さらに1967年にグーディスが死去して以後、作品はアメリカでは絶版になってしまったが、フランスなどでは人気が高く、アメリカでも再評価されて1987年、ブラック・リザード社がグーディス作品の出版を開始。やはりタイトルは「DOWN THERE」ではなく「SHOOT THE PIANO PLAYER」だったという。

ちなみに、2004年にハヤカワ・ポケット・ミステリーとして日本で出版された際のタイトルも「ピアニストを撃て」。

本家本元の「DOWN THERE」はどこへいっちゃったのか?

オリジナル版は今も「DOWN THERE」だというから、熱心なグーディスの愛読者はフランスに負けじ、と思ってるかもしれない。

 

その前に見たのもトリフォー作品で、こちらはヒッチコックふうのサスペンス付きの中年男の不倫を描いた映画。

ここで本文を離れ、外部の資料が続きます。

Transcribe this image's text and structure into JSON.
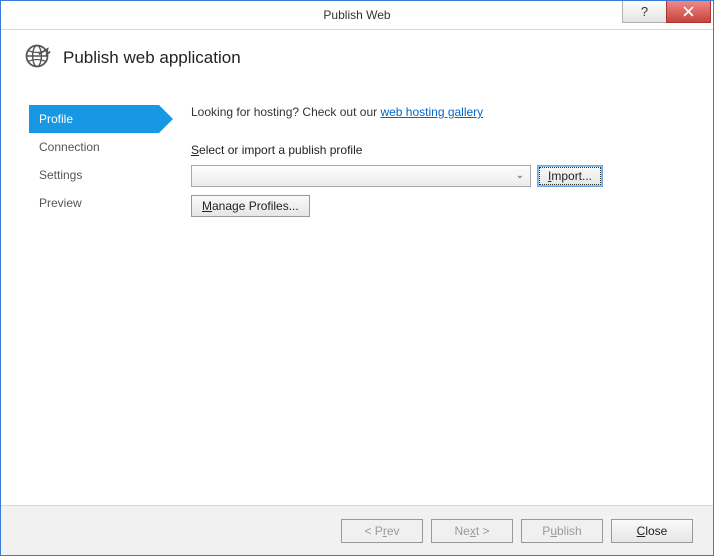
{
  "window": {
    "title": "Publish Web"
  },
  "header": {
    "title": "Publish web application"
  },
  "sidebar": {
    "items": [
      {
        "label": "Profile",
        "active": true
      },
      {
        "label": "Connection",
        "active": false
      },
      {
        "label": "Settings",
        "active": false
      },
      {
        "label": "Preview",
        "active": false
      }
    ]
  },
  "content": {
    "hosting_prefix": "Looking for hosting? Check out our ",
    "hosting_link_text": "web hosting gallery",
    "select_label_pre": "S",
    "select_label_post": "elect or import a publish profile",
    "combo_value": "",
    "import_pre": "I",
    "import_post": "mport...",
    "manage_pre": "M",
    "manage_post": "anage Profiles..."
  },
  "footer": {
    "prev_pre": "< P",
    "prev_akey": "r",
    "prev_post": "ev",
    "next_pre": "Ne",
    "next_akey": "x",
    "next_post": "t >",
    "publish_pre": "P",
    "publish_akey": "u",
    "publish_post": "blish",
    "close_pre": "",
    "close_akey": "C",
    "close_post": "lose"
  }
}
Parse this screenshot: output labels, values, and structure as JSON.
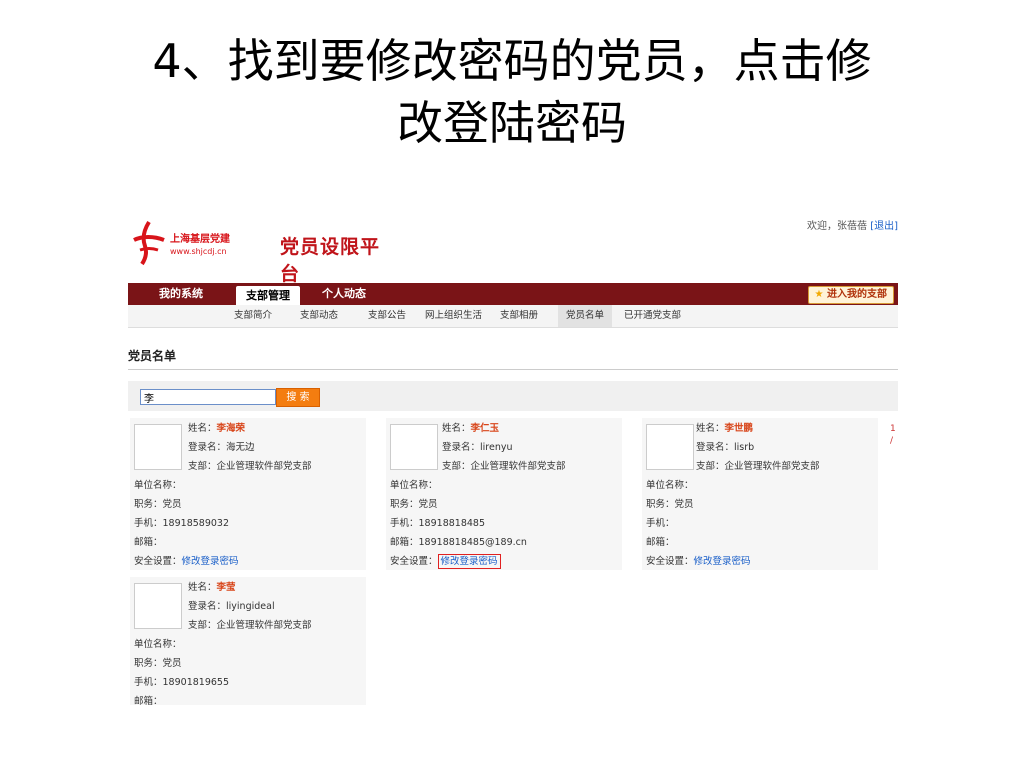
{
  "slide": {
    "title_line1": "4、找到要修改密码的党员，点击修",
    "title_line2": "改登陆密码"
  },
  "header": {
    "logo_small": "上海基层党建",
    "logo_url": "www.shjcdj.cn",
    "platform_name": "党员设限平台",
    "welcome": "欢迎，张蓓蓓",
    "logout": "[退出]"
  },
  "nav": {
    "tabs": [
      "我的系统",
      "支部管理",
      "个人动态"
    ],
    "active_tab": "支部管理",
    "enter_button": "进入我的支部"
  },
  "subnav": {
    "items": [
      "支部简介",
      "支部动态",
      "支部公告",
      "网上组织生活",
      "支部相册",
      "党员名单",
      "已开通党支部"
    ],
    "active": "党员名单"
  },
  "page": {
    "title": "党员名单"
  },
  "search": {
    "value": "李",
    "button": "搜 索"
  },
  "labels": {
    "name": "姓名：",
    "login": "登录名：",
    "branch": "支部：",
    "unit": "单位名称：",
    "duty": "职务：",
    "phone": "手机：",
    "email": "邮箱：",
    "security": "安全设置："
  },
  "members": [
    {
      "name": "李海荣",
      "login": "海无边",
      "branch": "企业管理软件部党支部",
      "unit": "",
      "duty": "党员",
      "phone": "18918589032",
      "email": "",
      "security_link": "修改登录密码",
      "highlighted": false
    },
    {
      "name": "李仁玉",
      "login": "lirenyu",
      "branch": "企业管理软件部党支部",
      "unit": "",
      "duty": "党员",
      "phone": "18918818485",
      "email": "18918818485@189.cn",
      "security_link": "修改登录密码",
      "highlighted": true
    },
    {
      "name": "李世鹏",
      "login": "lisrb",
      "branch": "企业管理软件部党支部",
      "unit": "",
      "duty": "党员",
      "phone": "",
      "email": "",
      "security_link": "修改登录密码",
      "highlighted": false
    },
    {
      "name": "李莹",
      "login": "liyingideal",
      "branch": "企业管理软件部党支部",
      "unit": "",
      "duty": "党员",
      "phone": "18901819655",
      "email": "",
      "security_link": "",
      "highlighted": false
    }
  ],
  "edge_text": [
    "1",
    "/"
  ],
  "colors": {
    "nav_bg": "#7a1417",
    "brand_red": "#c0141a",
    "search_button": "#f47d10",
    "link": "#1a5fc8",
    "highlight_border": "#e02020"
  }
}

民放のBSで放送していたフランス映画「柔らかい肌」。

1964年の作品。

原題「LA PEAU DOUCE」

監督・脚本フランソワ・トリュフォージャン・ルイ・リシャールとの共同脚本)、出演ジャン・ドザイ、フランソワーズ・ドルレアックネリー・ベネデッティ、ダニエル・チェカルディ、サビーヌ・オードパンほか。

44歳の著名な文芸評論家ラシュネー(ジャン・ドサイ)は38歳の妻のフランカ(ネリー・ベネデッティ)、幼い娘とともにパリで暮らしている。

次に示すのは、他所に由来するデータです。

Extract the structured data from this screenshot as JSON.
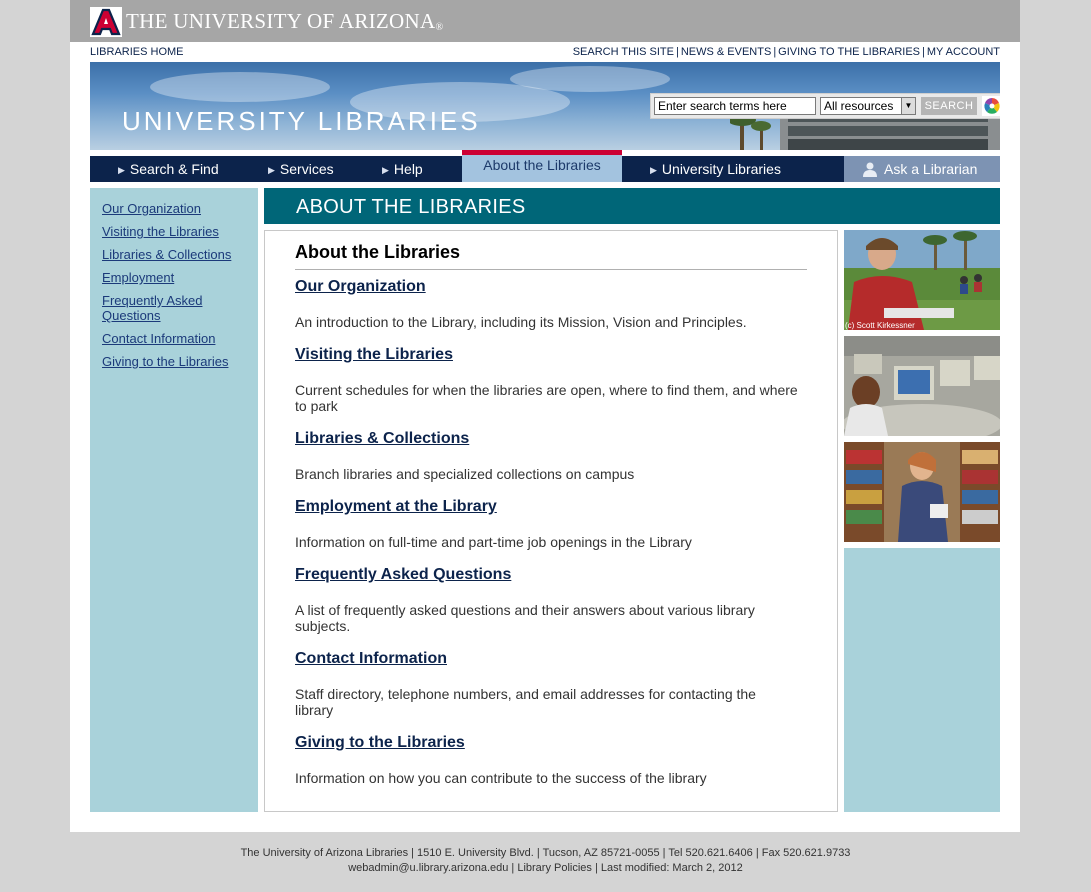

ある日、リスボンに講演旅行に行く飛行機の中で、22歳のスチュワーデスのニコル(フランソワーズ・ドルレアック)と出会い、2人はやがて恋仲になる。これまで不倫の経験などない、不器用で真面目なラシュネーの平和で何不自由ない生活に、狂いが生じ始める。

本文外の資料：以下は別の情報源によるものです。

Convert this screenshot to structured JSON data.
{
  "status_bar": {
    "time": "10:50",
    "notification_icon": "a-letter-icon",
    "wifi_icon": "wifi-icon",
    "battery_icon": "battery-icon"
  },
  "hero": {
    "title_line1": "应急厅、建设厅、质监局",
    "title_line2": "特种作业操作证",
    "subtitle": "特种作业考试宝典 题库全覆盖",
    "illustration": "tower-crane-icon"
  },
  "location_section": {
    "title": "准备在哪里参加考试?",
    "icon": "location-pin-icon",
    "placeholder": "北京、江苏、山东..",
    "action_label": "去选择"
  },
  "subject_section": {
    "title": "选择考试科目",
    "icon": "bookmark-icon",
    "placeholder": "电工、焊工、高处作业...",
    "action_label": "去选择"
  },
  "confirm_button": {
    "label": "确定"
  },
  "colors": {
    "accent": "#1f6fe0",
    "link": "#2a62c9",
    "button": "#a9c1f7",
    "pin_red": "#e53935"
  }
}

パリに帰ってからもラシュネーは妻にウソをついて頻繁にニコルと密会を重ねるようになり、田舎町での講演にも彼女を連れていき、逢瀬を楽しむ。

やがて彼は妻と離婚してニコルと暮らしたいと思うようにり、一方の妻も夫の心が自分から離れていることを知り、離婚を切り出すようになる。

だが、意外にもニコルにはラシュネーとの結婚を望まず、自由を求めて彼の元から去っていってしまう。一方、ラシュネーが撮影した彼とニコルの密会の写真を見つけた妻のフランカは、夫の情事を知って悲しみと憎しみを募らせ・・・。

 

若い女性に入れ込む中年男の末路は、まるで松本清張の犯罪小説みたいな展開。

中年男を虜にした若い恋人役のニコルを演じるのは、カトリーヌ・ドヌーヴの1歳上のお姉さんのフランソワーズ・ドルレアック。本作から3年後の1967年に自動車事故により25歳の若さで亡くなった。